The problem may arise when peoples'ID is in danger because they can be stolen with a scan which reads the microchips'information. To solve this, companies involved in the production of microchips for human should provide their customers with security meassures and contract which assure them that their identity will be safely kept on a data base. This type of contracts can relife people from those kind of fears.
To enter into an advanced technological age has it cons and pros and companies and governmets should work together to find the ways to keep the balance between what is right and what is wrong as regarding the use of technology.
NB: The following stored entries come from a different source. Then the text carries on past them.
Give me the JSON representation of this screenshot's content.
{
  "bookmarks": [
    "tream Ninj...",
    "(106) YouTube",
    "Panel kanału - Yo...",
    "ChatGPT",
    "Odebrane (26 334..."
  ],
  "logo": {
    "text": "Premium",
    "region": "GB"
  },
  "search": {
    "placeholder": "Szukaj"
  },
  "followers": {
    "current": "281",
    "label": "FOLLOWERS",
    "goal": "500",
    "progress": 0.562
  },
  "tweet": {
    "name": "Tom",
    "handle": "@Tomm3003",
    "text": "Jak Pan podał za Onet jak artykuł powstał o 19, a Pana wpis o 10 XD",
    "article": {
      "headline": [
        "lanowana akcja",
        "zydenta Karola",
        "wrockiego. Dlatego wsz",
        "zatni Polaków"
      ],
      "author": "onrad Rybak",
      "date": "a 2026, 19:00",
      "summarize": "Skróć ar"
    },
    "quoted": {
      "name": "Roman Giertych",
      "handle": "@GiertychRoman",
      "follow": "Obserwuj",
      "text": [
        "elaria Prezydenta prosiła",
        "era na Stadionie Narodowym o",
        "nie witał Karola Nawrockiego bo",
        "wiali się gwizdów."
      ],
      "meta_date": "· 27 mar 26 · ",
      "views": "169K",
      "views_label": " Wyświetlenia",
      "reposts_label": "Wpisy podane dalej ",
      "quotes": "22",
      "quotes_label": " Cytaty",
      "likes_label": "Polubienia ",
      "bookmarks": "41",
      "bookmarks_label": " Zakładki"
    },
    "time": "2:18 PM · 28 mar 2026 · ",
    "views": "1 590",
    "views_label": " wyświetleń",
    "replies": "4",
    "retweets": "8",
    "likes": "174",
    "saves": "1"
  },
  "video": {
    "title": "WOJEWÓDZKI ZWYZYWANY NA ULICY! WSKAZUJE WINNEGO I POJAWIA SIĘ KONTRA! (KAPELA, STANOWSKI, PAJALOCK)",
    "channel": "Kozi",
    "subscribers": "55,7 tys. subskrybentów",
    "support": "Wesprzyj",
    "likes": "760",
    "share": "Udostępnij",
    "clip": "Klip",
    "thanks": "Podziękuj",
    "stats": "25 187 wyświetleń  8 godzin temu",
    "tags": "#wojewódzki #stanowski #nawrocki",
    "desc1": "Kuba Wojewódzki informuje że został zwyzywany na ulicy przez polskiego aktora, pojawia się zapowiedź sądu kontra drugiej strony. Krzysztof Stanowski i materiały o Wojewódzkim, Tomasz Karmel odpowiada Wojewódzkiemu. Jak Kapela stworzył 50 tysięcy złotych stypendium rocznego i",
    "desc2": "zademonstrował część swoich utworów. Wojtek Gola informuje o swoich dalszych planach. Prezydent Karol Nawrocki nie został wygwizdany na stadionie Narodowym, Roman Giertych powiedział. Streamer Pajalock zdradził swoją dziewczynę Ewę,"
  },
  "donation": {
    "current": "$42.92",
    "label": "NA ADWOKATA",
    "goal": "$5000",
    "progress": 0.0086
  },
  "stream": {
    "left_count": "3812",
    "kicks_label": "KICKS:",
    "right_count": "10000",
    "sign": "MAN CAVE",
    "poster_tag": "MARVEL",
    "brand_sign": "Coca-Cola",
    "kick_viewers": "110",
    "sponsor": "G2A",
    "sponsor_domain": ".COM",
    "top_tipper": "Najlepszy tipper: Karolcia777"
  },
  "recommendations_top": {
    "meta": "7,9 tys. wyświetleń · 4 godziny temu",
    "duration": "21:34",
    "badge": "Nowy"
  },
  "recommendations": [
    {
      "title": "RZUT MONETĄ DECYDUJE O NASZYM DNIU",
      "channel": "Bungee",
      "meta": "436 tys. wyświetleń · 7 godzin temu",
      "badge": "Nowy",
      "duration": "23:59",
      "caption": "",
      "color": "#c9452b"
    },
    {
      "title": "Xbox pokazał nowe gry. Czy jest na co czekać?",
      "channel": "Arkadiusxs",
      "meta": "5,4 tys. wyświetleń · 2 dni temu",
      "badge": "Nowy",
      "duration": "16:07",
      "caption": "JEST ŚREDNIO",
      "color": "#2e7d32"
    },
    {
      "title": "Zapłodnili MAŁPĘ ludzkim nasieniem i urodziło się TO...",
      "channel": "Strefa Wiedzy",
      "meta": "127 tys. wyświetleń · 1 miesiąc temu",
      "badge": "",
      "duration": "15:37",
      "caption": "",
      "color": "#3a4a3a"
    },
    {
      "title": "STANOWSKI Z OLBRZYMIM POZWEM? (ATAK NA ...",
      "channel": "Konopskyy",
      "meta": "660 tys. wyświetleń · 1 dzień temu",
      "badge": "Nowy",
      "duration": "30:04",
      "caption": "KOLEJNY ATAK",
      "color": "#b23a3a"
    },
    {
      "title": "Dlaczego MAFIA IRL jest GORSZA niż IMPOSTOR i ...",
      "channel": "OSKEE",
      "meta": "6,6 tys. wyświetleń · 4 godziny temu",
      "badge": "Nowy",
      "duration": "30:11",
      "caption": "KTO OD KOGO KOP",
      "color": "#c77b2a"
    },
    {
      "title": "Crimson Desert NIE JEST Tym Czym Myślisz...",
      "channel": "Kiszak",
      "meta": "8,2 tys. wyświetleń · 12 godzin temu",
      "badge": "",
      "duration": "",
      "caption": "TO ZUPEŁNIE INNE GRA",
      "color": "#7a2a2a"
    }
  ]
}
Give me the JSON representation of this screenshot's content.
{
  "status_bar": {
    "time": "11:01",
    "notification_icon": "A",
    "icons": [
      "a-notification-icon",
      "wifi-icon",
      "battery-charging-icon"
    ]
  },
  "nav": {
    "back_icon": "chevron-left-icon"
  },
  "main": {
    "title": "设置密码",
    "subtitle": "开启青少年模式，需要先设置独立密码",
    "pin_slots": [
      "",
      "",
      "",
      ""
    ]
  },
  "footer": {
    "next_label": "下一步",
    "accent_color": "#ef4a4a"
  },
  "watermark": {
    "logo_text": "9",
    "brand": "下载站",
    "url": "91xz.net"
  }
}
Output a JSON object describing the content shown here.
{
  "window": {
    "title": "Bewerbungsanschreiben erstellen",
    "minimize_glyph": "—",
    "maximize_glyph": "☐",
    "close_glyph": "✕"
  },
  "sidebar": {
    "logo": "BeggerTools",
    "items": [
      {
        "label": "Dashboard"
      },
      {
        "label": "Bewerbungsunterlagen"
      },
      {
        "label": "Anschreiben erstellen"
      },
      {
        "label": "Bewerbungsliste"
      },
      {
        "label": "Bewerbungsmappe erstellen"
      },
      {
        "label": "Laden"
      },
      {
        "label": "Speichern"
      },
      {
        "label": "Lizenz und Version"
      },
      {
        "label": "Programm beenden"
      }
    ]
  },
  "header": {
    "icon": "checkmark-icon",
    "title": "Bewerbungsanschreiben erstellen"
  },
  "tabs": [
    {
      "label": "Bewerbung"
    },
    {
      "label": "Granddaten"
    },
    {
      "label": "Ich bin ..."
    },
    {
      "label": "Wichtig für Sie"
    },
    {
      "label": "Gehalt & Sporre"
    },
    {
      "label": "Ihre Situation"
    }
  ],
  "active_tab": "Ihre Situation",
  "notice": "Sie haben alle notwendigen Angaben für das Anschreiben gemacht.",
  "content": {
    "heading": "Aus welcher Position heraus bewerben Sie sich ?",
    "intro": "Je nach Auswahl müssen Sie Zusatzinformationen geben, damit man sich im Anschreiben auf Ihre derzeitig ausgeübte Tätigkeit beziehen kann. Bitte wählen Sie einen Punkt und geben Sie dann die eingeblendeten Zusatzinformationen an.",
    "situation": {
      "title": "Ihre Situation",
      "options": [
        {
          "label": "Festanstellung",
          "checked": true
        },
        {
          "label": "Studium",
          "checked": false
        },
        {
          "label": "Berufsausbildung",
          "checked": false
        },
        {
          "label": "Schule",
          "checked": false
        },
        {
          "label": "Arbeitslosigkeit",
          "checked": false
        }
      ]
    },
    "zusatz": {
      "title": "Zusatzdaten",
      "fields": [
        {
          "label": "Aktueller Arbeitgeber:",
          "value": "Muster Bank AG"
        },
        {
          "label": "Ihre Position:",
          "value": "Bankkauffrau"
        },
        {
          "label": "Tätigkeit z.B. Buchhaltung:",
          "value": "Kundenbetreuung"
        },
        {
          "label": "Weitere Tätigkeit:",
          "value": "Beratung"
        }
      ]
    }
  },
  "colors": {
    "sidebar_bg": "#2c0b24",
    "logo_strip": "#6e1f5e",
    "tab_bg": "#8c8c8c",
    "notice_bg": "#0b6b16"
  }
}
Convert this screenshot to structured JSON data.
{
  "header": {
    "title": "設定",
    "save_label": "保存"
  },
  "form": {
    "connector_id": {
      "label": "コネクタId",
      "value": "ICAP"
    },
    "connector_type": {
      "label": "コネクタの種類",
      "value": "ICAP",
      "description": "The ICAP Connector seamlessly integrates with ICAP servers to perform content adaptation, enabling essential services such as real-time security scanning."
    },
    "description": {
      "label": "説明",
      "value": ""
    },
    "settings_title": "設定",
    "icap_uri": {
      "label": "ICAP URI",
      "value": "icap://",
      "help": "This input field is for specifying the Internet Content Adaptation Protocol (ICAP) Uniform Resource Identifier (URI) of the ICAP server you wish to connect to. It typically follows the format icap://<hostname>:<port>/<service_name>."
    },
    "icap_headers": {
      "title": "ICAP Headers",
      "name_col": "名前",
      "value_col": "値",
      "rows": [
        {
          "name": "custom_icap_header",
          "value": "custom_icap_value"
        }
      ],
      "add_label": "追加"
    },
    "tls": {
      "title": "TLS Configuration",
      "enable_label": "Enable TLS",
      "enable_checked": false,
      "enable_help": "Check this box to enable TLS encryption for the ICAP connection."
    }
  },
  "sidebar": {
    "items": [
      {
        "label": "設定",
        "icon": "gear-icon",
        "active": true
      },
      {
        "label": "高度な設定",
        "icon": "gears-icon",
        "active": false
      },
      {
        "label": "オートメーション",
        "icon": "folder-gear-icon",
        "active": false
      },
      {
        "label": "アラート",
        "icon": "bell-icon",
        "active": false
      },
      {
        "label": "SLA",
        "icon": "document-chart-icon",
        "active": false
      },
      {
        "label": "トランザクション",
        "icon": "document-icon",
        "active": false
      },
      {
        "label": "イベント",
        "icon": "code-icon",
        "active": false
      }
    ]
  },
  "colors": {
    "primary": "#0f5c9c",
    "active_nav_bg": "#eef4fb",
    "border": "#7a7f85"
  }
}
And to what refers to microchips they should find the way to assure society that such technology will be used for the improvement of peoples'life, in advanced, before such devices are released into the market.

2 comments:

CAL said...

This use of technology reminds me of anti-utopic books like "Brave New World" and "1984" - scary! Good job on your blog, Gabriela! Keep up the good work!

CAL said...

Also, I notice you have not posted anything this month. Careful, don't fall behind as it might become difficult to catch up later.